Romney campaign offers sneak ‘peak’ of TV ad on Facebook

A week after the Mitt Romney campaign launched an iPhone application that misspelled America as "Amercia"—a gaffe that quickly went viral—a post on Romney's Facebook wall teasing a new TV ad for the presumptive Republican nominee flubbed the spelling of "sneak peek" in the promotional copy.

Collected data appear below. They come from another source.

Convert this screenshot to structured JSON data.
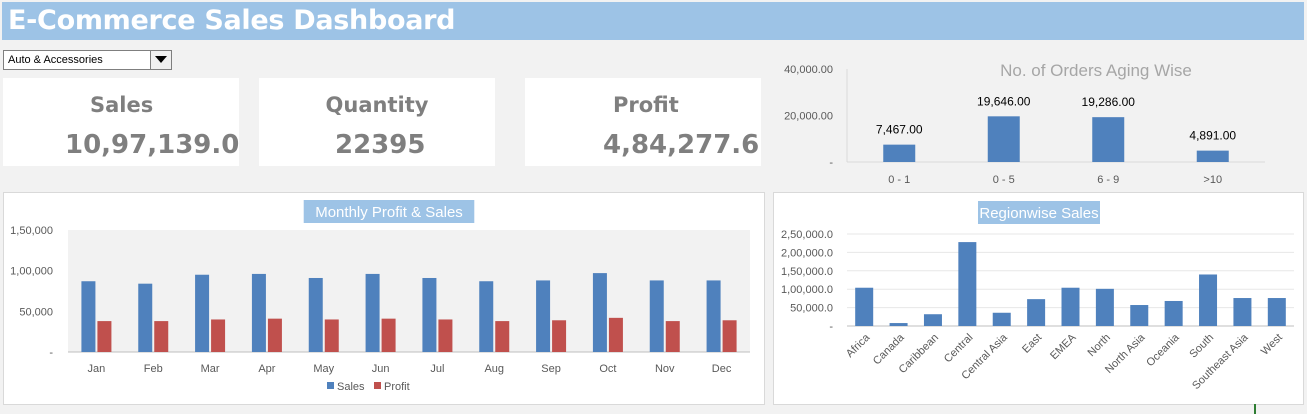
{
  "header": {
    "title": "E-Commerce Sales Dashboard"
  },
  "filter": {
    "selected": "Auto & Accessories"
  },
  "kpis": {
    "sales": {
      "label": "Sales",
      "value": "10,97,139.0"
    },
    "quantity": {
      "label": "Quantity",
      "value": "22395"
    },
    "profit": {
      "label": "Profit",
      "value": "4,84,277.6"
    }
  },
  "colors": {
    "header": "#9dc3e6",
    "sales": "#4f81bd",
    "profit": "#c0504d",
    "muted_text": "#7f7f7f"
  },
  "chart_data": [
    {
      "id": "aging",
      "type": "bar",
      "title": "No. of Orders Aging Wise",
      "categories": [
        "0 - 1",
        "0 - 5",
        "6 - 9",
        ">10"
      ],
      "values": [
        7467,
        19646,
        19286,
        4891
      ],
      "data_labels": [
        "7,467.00",
        "19,646.00",
        "19,286.00",
        "4,891.00"
      ],
      "ylim": [
        0,
        40000
      ],
      "yticks": [
        0,
        20000,
        40000
      ],
      "ytick_labels": [
        "-",
        "20,000.00",
        "40,000.00"
      ],
      "grid": false
    },
    {
      "id": "monthly",
      "type": "bar",
      "title": "Monthly Profit & Sales",
      "categories": [
        "Jan",
        "Feb",
        "Mar",
        "Apr",
        "May",
        "Jun",
        "Jul",
        "Aug",
        "Sep",
        "Oct",
        "Nov",
        "Dec"
      ],
      "series": [
        {
          "name": "Sales",
          "values": [
            87000,
            84000,
            95000,
            96000,
            91000,
            96000,
            91000,
            87000,
            88000,
            97000,
            88000,
            88000
          ]
        },
        {
          "name": "Profit",
          "values": [
            38000,
            38000,
            40000,
            41000,
            40000,
            41000,
            40000,
            38000,
            39000,
            42000,
            38000,
            39000
          ]
        }
      ],
      "ylim": [
        0,
        150000
      ],
      "yticks": [
        0,
        50000,
        100000,
        150000
      ],
      "ytick_labels": [
        "-",
        "50,000",
        "1,00,000",
        "1,50,000"
      ],
      "legend": "bottom",
      "grid": false
    },
    {
      "id": "region",
      "type": "bar",
      "title": "Regionwise Sales",
      "categories": [
        "Africa",
        "Canada",
        "Caribbean",
        "Central",
        "Central Asia",
        "East",
        "EMEA",
        "North",
        "North Asia",
        "Oceania",
        "South",
        "Southeast Asia",
        "West"
      ],
      "values": [
        104000,
        8000,
        32000,
        228000,
        36000,
        73000,
        104000,
        101000,
        57000,
        68000,
        140000,
        76000,
        76000
      ],
      "ylim": [
        0,
        250000
      ],
      "yticks": [
        0,
        50000,
        100000,
        150000,
        200000,
        250000
      ],
      "ytick_labels": [
        "-",
        "50,000.0",
        "1,00,000.0",
        "1,50,000.0",
        "2,00,000.0",
        "2,50,000.0"
      ],
      "grid": true
    }
  ]
}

[Related: I want to live in Amercia!]

The post on Romney's Facebook page appears to have been taken down, but a screen-grab of the ad was posted on Twitter late Sunday by Buzzfeed political reporter Andrew Kaczynski.

On May 29, the night he clinched the 2012 Republican nomination with a victory in the Texas primary, the campaign rolled out its official iPhone app, allowing supporters to take and share a photo that overlayed more than a dozen campaign slogans, including "A Better Amercia."

"Amercia" soon began trending on Twitter.

"Mistakes happen," Andrea Saul, spokeswoman for the Romney campaign, told MSNBC.

[Relate: #FAIL on Twitter, brought to you by U.S. politicians]

Had the Romney campaign tweeted its most recent "sneak-peak" offer, the misspelling would've been caught immediately by @StealthMountain, a Twitter feed that automatically corrects people who spell it that way.

The bot, which launched last year, searches for the error and alerts spelling-challenged tweeters with this reply: "I think you mean 'sneak peek.'"

To date, the feed has corrected nearly 100,000 "sneak peak" tweets.